Der Alte nahm das Pony am Zaumzeug, lief eine Stück mit ihm.
»Wirklich lammfromm, Lawson?«
»Ja, Boß. Brian Hodges ließ zuerst seine Tochter reiten, dann holte ich eins der draußen spielenden Kinder und hob es in den Sattel. Das Pony ist wirklich lammfromm, Boß.«
»Gut«, sagte der Alte. Er stand in seinem grauen Anzug und mit blanken Stiefeln am Vorbau. »Walsh – Howie!«
Howie hatte das Pony genauso verrückt angestarrt wie alle anderen. Vor drei Tagen hatte Howie wissen wollen, für wen denn der Sattel eigentlich wäre. Der Alte hatte ihn angebrüllt, er solle sich gefälligst um seinen eigenen Dreck kümmern.

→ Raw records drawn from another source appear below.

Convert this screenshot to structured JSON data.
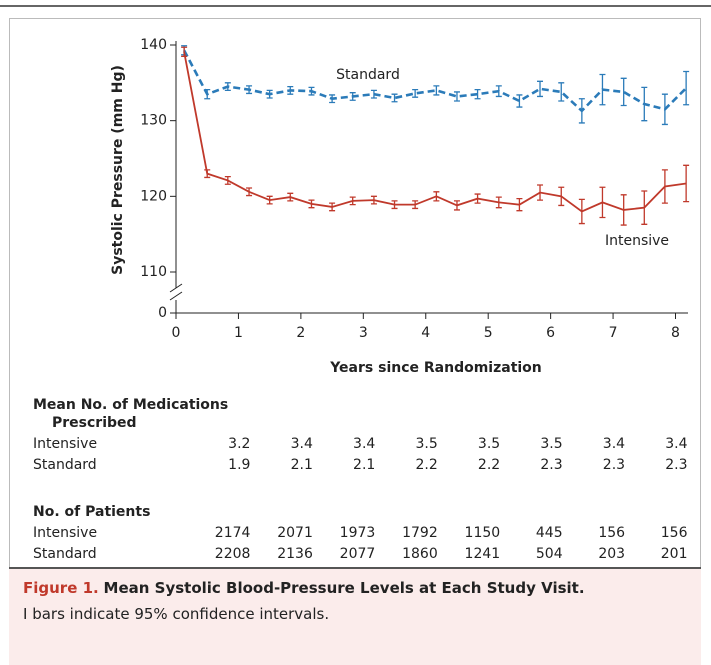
{
  "chart_data": {
    "type": "line",
    "x_label": "Years since Randomization",
    "y_label": "Systolic Pressure (mm Hg)",
    "x": [
      0.13,
      0.5,
      0.83,
      1.17,
      1.5,
      1.83,
      2.17,
      2.5,
      2.83,
      3.17,
      3.5,
      3.83,
      4.17,
      4.5,
      4.83,
      5.17,
      5.5,
      5.83,
      6.17,
      6.5,
      6.83,
      7.17,
      7.5,
      7.83,
      8.17
    ],
    "series": [
      {
        "name": "Standard",
        "color": "#2b7bb9",
        "dashed": true,
        "values": [
          139.3,
          133.5,
          134.5,
          134.1,
          133.5,
          134.0,
          133.9,
          132.9,
          133.2,
          133.5,
          133.0,
          133.6,
          134.0,
          133.2,
          133.5,
          133.9,
          132.6,
          134.2,
          133.8,
          131.3,
          134.1,
          133.8,
          132.2,
          131.5,
          134.3
        ],
        "errors": [
          0.6,
          0.6,
          0.5,
          0.5,
          0.5,
          0.5,
          0.5,
          0.5,
          0.5,
          0.5,
          0.5,
          0.5,
          0.6,
          0.6,
          0.6,
          0.7,
          0.8,
          1.0,
          1.2,
          1.6,
          2.0,
          1.8,
          2.2,
          2.0,
          2.2
        ]
      },
      {
        "name": "Intensive",
        "color": "#c0392b",
        "dashed": false,
        "values": [
          139.1,
          123.0,
          122.1,
          120.6,
          119.5,
          119.9,
          119.0,
          118.6,
          119.4,
          119.5,
          118.9,
          118.9,
          120.0,
          118.8,
          119.7,
          119.2,
          118.9,
          120.5,
          120.0,
          118.0,
          119.2,
          118.2,
          118.5,
          121.3,
          121.7
        ],
        "errors": [
          0.6,
          0.5,
          0.5,
          0.5,
          0.5,
          0.5,
          0.5,
          0.5,
          0.5,
          0.5,
          0.5,
          0.5,
          0.6,
          0.6,
          0.6,
          0.7,
          0.8,
          1.0,
          1.2,
          1.6,
          2.0,
          2.0,
          2.2,
          2.2,
          2.4
        ]
      }
    ],
    "xlim": [
      0,
      8.2
    ],
    "xticks": [
      0,
      1,
      2,
      3,
      4,
      5,
      6,
      7,
      8
    ],
    "ylim": [
      110,
      140
    ],
    "yticks": [
      0,
      110,
      120,
      130,
      140
    ],
    "axis_break": true
  },
  "tables": [
    {
      "title": [
        "Mean No. of Medications",
        "Prescribed"
      ],
      "rows": [
        {
          "name": "Intensive",
          "values": [
            3.2,
            3.4,
            3.4,
            3.5,
            3.5,
            3.5,
            3.4,
            3.4
          ]
        },
        {
          "name": "Standard",
          "values": [
            1.9,
            2.1,
            2.1,
            2.2,
            2.2,
            2.3,
            2.3,
            2.3
          ]
        }
      ]
    },
    {
      "title": [
        "No. of Patients"
      ],
      "rows": [
        {
          "name": "Intensive",
          "values": [
            2174,
            2071,
            1973,
            1792,
            1150,
            445,
            156,
            156
          ]
        },
        {
          "name": "Standard",
          "values": [
            2208,
            2136,
            2077,
            1860,
            1241,
            504,
            203,
            201
          ]
        }
      ]
    }
  ],
  "caption": {
    "label": "Figure 1.",
    "title": "Mean Systolic Blood-Pressure Levels at Each Study Visit.",
    "note": "I bars indicate 95% confidence intervals."
  }
}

»Howie«, knurrte der alte Löwe, »du reitest mit Don Walsh in die Stadt und bestellst einen neuen Buckboard bei Winters! Eigentlich sollte ich dir das Fell gerben, statt einen neuen Wagen zu bezahlen. – Walsh, du paßt auf, daß er nichts anstellt. Sollte ihm wieder das Fell jucken, bremst du ihn mit jedem Mittel – mit jedem, verstanden?«
»Ja, Sir.«
»In Ordnung.« Lionel McGruder nickte. »Mein Pferd! Bill, ich reite fort und komme wahrscheinlich erst morgen wieder.«
»Lionel, du wirst doch wohl nicht allein reiten?« fragte Bill Shivers bestürzt. »Was ist, wenn wieder jemand auf dich schießt?«
»Ich reite schließlich am Tag und nicht nachts«, fuhr ihn der Alte schroff an. »Das feige Stinktier hat sich nur nachts zu schießen getraut. Ist mein Pferd vielleicht bald hier?«
Lionel McGruder verschwand im Hause, um sein Gewehr zu holen. Sie blickten ihm nach und rätselten alle, was ihm jetzt wieder eingefallen sein mochte. Als er herauskam und auf sein Pferd stieg, gab er auch keine Erklärung ab. Er ritt an, das Pony an der Longe, und entfernte sich in südlicher Richtung. Erst in diesem Moment kam Bill Shivers ein Gedanke, doch er hielt ihn für zu verrückt, als daß etwas daran sein konnte. Lionel McGruder hatte sich in seinem Leben weder jemals für etwas entschuldigt, noch hatte er auch nur einmal nachgegeben.
*
John Warrens Unbehagen wuchs, als er den hageren Mann im dunklen Anzug aus Rossmans Saloontür in die Sonne treten sah. Der Mann hatte die dunkle Jacke geöffnet, die goldene Uhrkette blinke über seiner Weste, und er setzte sich auf den Stuhl rechts neben der Tür.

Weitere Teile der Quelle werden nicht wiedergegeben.